Efficient and stable electrode is paramount for advancing practical alkaline water electrolysis (AWE) technology. In this study, we employed a rapid and scalable laser texturing process to create microporous nickel electrodes, demonstrating promising catalytic performances for hydrogen evolution reaction (HER) and oxygen evolution reaction (OER). The alkaline electrolyzer cell (AEL) incorporating laser-textured electrodes (NP-LT30) exhibited a remarkable improvement, with voltage drops exceeding 300 mV under a current density of 1 A cm−1, compared to conventional perforated Ni plate electrodes (NP) based cell. This enhancement resulted from a substantial boost in mass transport, as unveiled by in-situ electrochemical impedance analysis.
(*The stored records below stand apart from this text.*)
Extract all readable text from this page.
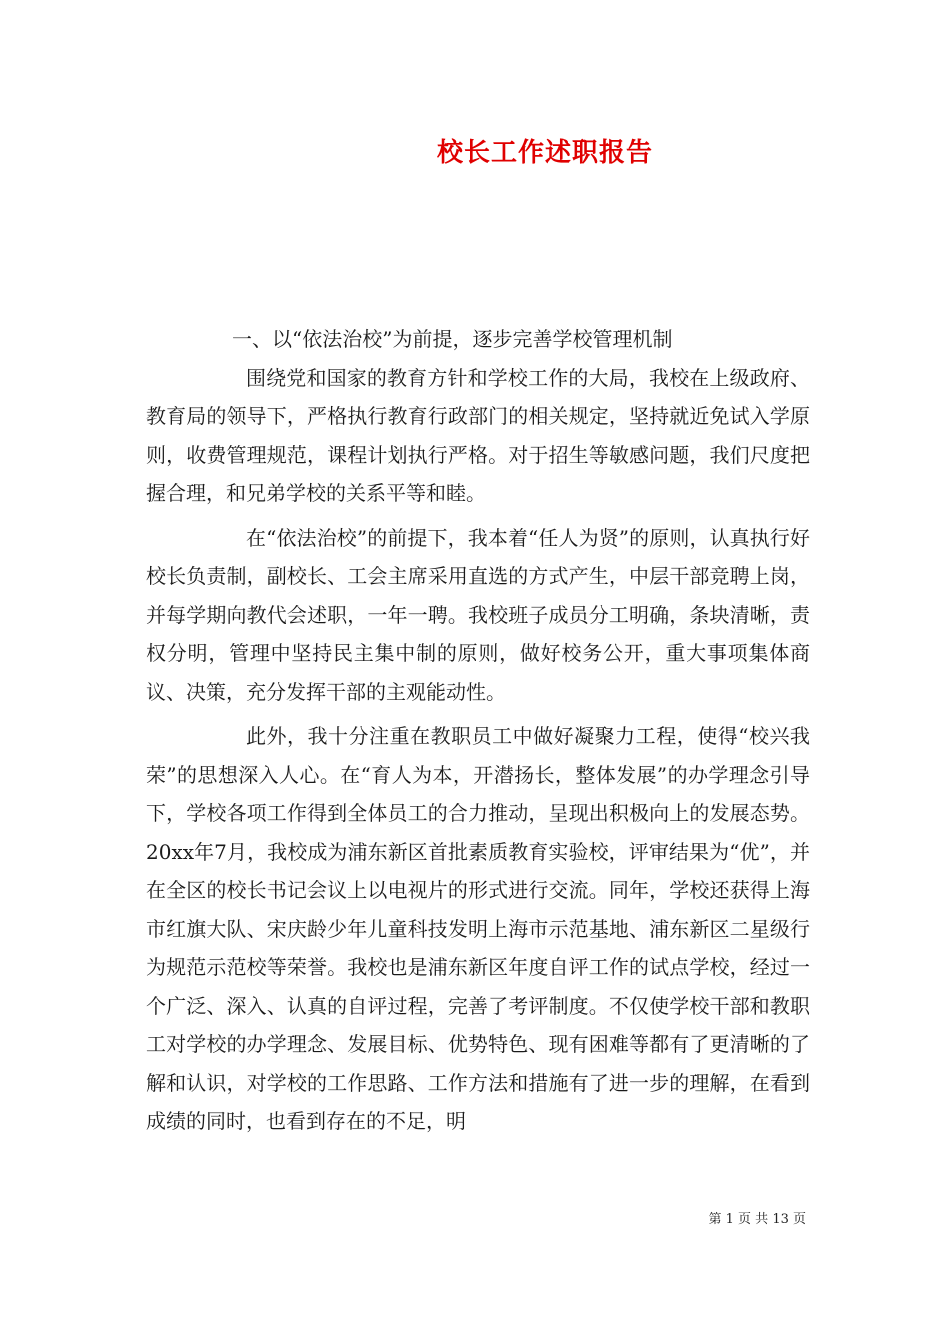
校长工作述职报告

一、以“依法治校”为前提，逐步完善学校管理机制

围绕党和国家的教育方针和学校工作的大局，我校在上级政府、教育局的领导下，严格执行教育行政部门的相关规定，坚持就近免试入学原则，收费管理规范，课程计划执行严格。对于招生等敏感问题，我们尺度把握合理，和兄弟学校的关系平等和睦。

在“依法治校”的前提下，我本着“任人为贤”的原则，认真执行好校长负责制，副校长、工会主席采用直选的方式产生，中层干部竞聘上岗，并每学期向教代会述职，一年一聘。我校班子成员分工明确，条块清晰，责权分明，管理中坚持民主集中制的原则，做好校务公开，重大事项集体商议、决策，充分发挥干部的主观能动性。

此外，我十分注重在教职员工中做好凝聚力工程，使得“校兴我荣”的思想深入人心。在“育人为本，开潜扬长，整体发展”的办学理念引导下，学校各项工作得到全体员工的合力推动，呈现出积极向上的发展态势。20xx年7月，我校成为浦东新区首批素质教育实验校，评审结果为“优”，并在全区的校长书记会议上以电视片的形式进行交流。同年，学校还获得上海市红旗大队、宋庆龄少年儿童科技发明上海市示范基地、浦东新区二星级行为规范示范校等荣誉。我校也是浦东新区年度自评工作的试点学校，经过一个广泛、深入、认真的自评过程，完善了考评制度。不仅使学校干部和教职工对学校的办学理念、发展目标、优势特色、现有困难等都有了更清晰的了解和认识，对学校的工作思路、工作方法和措施有了进一步的理解，在看到成绩的同时，也看到存在的不足，明

第 1 页 共 13 页
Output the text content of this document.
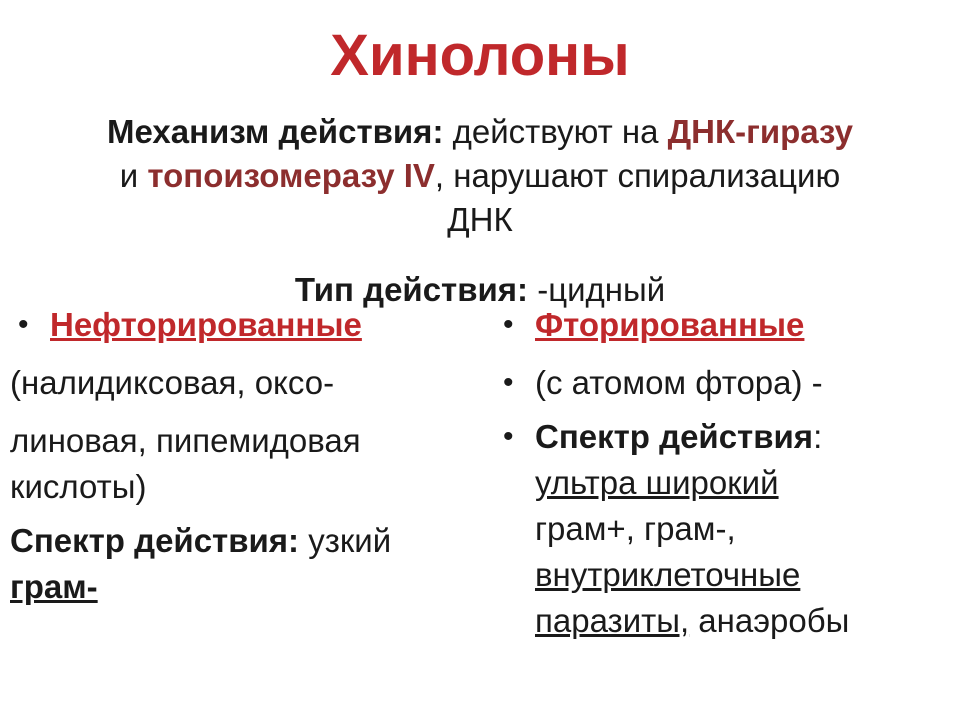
Хинолоны
Механизм действия: действуют на ДНК-гиразу
и топоизомеразу IV, нарушают спирализацию
ДНК
Тип действия: -цидный
• Нефторированные
(налидиксовая, оксо-
линовая, пипемидовая
кислоты)
Спектр действия: узкий
грам-
• Фторированные
• (с атомом фтора) -
• Спектр действия:
ультра широкий
грам+, грам-,
внутриклеточные
паразиты, анаэробы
Of particular note is the unique multi-channel porous structure within the NP-LT30 electrode, enabling rapid mass transport through an innovative convection mode driven by an intermittent bubble eruption (IBE) mechanism, outperforming the traditional convection mode. Furthermore, AEL using NP-LT30 electrodes demonstrated exceptional durability, maintaining performance at 1.0 A cm–2 for an impressive 300 hours. This study highlights the capability of the multi-channel structure within NP-LT30 electrodes to expedite mass transport in practical AWE applications significantly. Moreover, the cost-effective and scalable nature of laser-textured porous electrodes positions them for commercialization, enabling the production of highly efficient electrodes for practical AWE implementation.